Expedia announced the job cuts in an e-mail to its global workforce, which numbered 25,400 as of December 31.

“Following our disappointing 2019 business performance and our change in senior-most management, the travel leadership team has spent the past few months determining a better way forward,” the e-mail read. “After consulting with leaders around the globe, we recognise that we have been pursuing growth in an unhealthy and undisciplined way.”

Barry Diller, Expedia’s chair, foreshadowed the job cuts earlier this month during an earnings conference call.

“We were a bloated organisation,” Diller said on the February 13 call. Over the past few years, Expedia has been chasing growth in the intensely competitive travel sector by adding employees and layers of complexity “until frankly very few people could figure out what the hell they were supposed to do during the day”, he said.

At the time, Diller said he was targeting $300m to $500m in run rate cost-savings in 2020.

“I am confident that simplifying our business and clarifying our focus by making these difficult changes, our teams can get back to working on the projects and priorities that make the most sense for us, our customers and our partners,” Diller said in a statement on Monday.

In December, Expedia CEO Mark Okerstrom and CFO Alan Pickerill were ousted after clash with the board over a disappointing growth outlook.
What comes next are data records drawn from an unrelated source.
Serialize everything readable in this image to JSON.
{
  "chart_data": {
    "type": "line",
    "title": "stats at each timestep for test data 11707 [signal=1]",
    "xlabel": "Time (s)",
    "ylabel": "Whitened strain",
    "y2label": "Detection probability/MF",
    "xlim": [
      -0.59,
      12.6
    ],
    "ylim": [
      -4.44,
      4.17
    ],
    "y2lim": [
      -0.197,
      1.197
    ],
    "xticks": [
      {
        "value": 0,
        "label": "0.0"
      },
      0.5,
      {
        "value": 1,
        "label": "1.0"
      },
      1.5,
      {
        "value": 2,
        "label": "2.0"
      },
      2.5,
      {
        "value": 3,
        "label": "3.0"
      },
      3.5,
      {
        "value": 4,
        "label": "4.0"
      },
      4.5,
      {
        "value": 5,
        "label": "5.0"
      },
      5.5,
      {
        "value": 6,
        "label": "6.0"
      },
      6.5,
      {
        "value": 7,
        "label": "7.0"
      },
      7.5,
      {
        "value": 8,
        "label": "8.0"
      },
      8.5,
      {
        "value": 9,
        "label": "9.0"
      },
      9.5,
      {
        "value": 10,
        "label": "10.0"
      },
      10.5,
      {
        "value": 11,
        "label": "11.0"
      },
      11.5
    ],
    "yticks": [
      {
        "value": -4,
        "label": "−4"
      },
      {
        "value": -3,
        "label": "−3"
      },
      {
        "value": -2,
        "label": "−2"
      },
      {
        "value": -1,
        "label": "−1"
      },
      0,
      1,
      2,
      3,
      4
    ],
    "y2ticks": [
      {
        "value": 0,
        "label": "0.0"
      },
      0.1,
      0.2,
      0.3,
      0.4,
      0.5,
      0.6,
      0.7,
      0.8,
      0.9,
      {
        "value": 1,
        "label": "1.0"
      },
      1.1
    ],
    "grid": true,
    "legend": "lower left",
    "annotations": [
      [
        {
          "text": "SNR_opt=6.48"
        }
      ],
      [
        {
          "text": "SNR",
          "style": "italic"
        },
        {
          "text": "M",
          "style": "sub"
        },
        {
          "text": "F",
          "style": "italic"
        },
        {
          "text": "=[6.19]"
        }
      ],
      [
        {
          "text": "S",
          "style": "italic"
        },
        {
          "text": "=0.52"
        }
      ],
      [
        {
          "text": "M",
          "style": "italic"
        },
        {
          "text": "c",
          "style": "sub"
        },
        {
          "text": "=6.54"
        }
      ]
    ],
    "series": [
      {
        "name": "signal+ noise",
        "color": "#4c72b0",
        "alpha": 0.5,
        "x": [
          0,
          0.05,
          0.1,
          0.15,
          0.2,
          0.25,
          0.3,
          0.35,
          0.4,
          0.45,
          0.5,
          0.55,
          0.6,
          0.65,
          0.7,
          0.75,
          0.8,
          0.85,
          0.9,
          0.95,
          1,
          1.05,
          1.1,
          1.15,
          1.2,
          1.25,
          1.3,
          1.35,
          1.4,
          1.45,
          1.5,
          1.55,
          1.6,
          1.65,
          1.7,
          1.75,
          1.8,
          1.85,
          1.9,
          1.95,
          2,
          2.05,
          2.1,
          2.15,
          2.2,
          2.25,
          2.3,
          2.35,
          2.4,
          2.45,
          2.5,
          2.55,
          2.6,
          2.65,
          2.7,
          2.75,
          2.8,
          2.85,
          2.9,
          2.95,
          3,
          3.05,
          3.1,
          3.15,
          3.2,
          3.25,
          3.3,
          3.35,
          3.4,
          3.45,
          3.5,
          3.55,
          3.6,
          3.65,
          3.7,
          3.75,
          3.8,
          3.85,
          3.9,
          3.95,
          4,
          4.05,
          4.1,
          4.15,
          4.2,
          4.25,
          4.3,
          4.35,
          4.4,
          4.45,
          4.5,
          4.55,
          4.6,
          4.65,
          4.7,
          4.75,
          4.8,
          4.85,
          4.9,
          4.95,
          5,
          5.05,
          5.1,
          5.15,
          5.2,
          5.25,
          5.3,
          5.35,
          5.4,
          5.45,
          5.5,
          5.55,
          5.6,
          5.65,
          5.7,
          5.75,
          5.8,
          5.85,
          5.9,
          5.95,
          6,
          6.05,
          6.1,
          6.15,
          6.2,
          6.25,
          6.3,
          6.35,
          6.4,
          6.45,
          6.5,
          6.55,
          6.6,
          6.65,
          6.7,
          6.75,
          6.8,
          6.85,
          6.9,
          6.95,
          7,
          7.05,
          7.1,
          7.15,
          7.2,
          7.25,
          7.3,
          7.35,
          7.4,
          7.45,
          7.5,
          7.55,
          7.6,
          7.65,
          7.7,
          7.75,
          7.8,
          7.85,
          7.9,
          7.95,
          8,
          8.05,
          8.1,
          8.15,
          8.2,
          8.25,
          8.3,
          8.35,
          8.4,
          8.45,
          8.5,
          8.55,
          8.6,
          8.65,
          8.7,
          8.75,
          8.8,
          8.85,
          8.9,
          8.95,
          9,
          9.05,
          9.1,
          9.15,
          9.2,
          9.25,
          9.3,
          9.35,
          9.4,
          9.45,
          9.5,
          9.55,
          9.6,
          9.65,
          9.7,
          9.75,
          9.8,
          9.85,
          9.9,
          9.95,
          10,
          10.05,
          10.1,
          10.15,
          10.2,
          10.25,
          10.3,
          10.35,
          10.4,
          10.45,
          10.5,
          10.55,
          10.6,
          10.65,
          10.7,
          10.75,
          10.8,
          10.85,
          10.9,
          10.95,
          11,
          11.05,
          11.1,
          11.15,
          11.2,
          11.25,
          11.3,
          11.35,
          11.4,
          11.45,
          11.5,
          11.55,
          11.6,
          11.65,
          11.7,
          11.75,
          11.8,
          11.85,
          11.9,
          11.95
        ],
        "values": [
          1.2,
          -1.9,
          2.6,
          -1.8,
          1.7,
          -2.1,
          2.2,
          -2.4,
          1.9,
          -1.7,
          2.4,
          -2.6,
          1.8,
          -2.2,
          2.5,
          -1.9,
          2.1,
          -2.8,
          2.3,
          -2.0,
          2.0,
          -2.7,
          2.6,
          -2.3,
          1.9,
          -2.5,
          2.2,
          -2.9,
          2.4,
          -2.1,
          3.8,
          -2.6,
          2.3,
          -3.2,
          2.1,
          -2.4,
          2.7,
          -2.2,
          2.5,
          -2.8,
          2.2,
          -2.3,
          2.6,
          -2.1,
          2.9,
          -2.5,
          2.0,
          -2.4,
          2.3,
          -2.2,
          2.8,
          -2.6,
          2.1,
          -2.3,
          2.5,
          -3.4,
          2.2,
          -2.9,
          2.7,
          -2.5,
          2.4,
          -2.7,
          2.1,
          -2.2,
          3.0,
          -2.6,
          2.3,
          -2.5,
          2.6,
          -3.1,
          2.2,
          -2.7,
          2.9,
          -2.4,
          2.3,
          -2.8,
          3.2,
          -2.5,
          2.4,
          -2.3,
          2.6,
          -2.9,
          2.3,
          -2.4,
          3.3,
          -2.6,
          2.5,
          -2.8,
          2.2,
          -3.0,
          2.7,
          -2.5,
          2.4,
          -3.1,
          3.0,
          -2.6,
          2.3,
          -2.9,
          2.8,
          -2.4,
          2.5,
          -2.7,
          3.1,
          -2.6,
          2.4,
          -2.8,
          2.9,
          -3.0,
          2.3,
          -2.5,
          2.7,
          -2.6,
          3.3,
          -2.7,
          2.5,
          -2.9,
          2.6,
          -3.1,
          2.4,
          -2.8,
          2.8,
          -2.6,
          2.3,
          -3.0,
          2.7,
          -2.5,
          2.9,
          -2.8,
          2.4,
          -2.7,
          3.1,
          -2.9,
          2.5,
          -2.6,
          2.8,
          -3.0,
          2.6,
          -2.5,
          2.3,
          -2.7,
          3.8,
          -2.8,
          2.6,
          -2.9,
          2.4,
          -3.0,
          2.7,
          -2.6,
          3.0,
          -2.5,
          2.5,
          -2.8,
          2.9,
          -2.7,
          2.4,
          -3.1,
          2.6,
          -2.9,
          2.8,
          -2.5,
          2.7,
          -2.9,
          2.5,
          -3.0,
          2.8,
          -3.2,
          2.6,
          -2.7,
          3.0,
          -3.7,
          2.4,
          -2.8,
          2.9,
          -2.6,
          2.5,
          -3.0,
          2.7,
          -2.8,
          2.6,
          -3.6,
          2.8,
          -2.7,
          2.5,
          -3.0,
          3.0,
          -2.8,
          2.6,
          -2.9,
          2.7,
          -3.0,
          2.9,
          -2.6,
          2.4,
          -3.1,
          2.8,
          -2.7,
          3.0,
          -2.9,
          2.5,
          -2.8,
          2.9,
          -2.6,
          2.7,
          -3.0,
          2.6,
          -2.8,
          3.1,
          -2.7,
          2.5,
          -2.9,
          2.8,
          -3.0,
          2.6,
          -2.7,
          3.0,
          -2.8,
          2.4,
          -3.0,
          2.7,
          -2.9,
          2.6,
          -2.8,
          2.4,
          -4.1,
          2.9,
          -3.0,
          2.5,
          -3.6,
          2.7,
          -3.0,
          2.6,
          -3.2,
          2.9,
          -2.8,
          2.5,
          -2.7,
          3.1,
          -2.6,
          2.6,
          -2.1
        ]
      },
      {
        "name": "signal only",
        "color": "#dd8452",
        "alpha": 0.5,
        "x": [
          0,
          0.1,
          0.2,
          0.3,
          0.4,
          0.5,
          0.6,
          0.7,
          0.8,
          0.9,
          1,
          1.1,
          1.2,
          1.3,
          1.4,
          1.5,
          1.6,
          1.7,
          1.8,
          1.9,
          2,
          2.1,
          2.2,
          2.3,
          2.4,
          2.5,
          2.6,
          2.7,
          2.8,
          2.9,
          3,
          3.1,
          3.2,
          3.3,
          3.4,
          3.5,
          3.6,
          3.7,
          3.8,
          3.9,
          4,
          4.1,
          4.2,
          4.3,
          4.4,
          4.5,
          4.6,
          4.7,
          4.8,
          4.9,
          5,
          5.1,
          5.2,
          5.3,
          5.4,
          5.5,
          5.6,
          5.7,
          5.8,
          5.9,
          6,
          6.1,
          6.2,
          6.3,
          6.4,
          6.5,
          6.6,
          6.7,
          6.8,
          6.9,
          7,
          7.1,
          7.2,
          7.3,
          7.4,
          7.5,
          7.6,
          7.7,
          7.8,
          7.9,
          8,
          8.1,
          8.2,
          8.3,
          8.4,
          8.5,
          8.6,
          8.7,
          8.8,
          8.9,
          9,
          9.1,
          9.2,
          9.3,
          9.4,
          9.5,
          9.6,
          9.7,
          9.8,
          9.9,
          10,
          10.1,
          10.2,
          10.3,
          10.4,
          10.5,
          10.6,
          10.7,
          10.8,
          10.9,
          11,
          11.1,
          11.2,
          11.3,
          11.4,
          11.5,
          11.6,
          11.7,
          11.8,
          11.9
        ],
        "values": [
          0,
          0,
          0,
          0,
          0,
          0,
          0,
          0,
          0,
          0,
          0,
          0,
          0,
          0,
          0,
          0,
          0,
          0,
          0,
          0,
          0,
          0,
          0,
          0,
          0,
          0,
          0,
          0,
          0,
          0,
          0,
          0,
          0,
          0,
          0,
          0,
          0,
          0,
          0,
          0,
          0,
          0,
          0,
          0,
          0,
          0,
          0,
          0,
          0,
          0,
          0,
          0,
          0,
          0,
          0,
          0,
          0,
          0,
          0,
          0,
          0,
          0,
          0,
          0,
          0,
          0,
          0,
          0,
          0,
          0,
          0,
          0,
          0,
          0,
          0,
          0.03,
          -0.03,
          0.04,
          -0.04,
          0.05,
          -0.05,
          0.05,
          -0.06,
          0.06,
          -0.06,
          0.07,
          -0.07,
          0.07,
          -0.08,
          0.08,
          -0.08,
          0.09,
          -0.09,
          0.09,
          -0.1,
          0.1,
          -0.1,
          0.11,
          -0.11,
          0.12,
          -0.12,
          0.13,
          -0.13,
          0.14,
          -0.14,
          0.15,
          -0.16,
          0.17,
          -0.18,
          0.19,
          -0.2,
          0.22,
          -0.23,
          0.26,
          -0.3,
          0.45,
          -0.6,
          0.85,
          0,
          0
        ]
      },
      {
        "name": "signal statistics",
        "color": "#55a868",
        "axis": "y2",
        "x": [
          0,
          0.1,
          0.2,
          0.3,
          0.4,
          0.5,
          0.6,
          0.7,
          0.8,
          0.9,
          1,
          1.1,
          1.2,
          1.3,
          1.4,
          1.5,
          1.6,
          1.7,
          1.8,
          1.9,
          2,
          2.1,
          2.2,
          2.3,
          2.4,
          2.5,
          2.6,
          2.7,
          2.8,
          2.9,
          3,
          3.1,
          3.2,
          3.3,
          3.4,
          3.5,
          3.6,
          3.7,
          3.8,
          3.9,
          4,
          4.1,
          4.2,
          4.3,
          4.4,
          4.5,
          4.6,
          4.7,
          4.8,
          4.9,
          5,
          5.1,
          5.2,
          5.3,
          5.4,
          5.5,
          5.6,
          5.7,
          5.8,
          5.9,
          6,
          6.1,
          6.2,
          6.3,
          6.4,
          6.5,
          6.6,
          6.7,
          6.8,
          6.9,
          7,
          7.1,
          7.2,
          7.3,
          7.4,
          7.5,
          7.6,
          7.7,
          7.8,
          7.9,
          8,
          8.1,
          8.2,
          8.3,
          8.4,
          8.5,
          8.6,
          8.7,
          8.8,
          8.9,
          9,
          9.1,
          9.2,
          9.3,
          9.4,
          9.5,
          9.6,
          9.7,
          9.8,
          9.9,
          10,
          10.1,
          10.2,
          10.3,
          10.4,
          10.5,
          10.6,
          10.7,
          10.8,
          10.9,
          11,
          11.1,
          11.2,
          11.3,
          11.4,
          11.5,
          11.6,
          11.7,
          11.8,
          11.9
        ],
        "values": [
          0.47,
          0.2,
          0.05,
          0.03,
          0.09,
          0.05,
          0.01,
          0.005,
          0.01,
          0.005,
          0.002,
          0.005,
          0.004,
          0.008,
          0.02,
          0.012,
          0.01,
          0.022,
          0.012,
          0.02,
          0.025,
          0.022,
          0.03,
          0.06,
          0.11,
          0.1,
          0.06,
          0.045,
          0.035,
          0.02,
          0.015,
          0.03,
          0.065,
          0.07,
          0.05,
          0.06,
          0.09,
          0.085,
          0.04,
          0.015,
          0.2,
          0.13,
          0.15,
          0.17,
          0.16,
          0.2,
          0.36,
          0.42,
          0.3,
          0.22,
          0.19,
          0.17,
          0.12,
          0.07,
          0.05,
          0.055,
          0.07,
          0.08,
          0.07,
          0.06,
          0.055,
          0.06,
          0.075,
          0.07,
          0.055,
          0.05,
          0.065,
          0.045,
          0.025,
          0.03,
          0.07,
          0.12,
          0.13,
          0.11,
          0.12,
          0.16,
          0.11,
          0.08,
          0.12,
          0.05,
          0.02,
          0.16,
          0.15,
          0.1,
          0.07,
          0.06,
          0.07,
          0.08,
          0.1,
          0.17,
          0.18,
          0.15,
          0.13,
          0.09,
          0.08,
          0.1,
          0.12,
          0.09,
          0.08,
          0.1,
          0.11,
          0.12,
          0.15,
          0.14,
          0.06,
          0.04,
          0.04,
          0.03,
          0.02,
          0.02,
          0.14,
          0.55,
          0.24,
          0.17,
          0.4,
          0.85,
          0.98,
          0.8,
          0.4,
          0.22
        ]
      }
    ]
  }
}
Diller, the 78-year-old billionaire media mogul and chair of IAC/InterActive Corporation, has been running the company’s day-to-day operations, along with vice-chair Peter Kern, ever since.

The company is offering employees severance packages, including extended healthcare coverage, according to a person familiar with the issue who asked not to be identified discussing private information.

In the e-mail to its staff, Expedia leadership acknowledged this transition would be difficult, saying, “Great tech companies have walked this same path in order to come back stronger and more competitive than ever. We have restarted the journey.”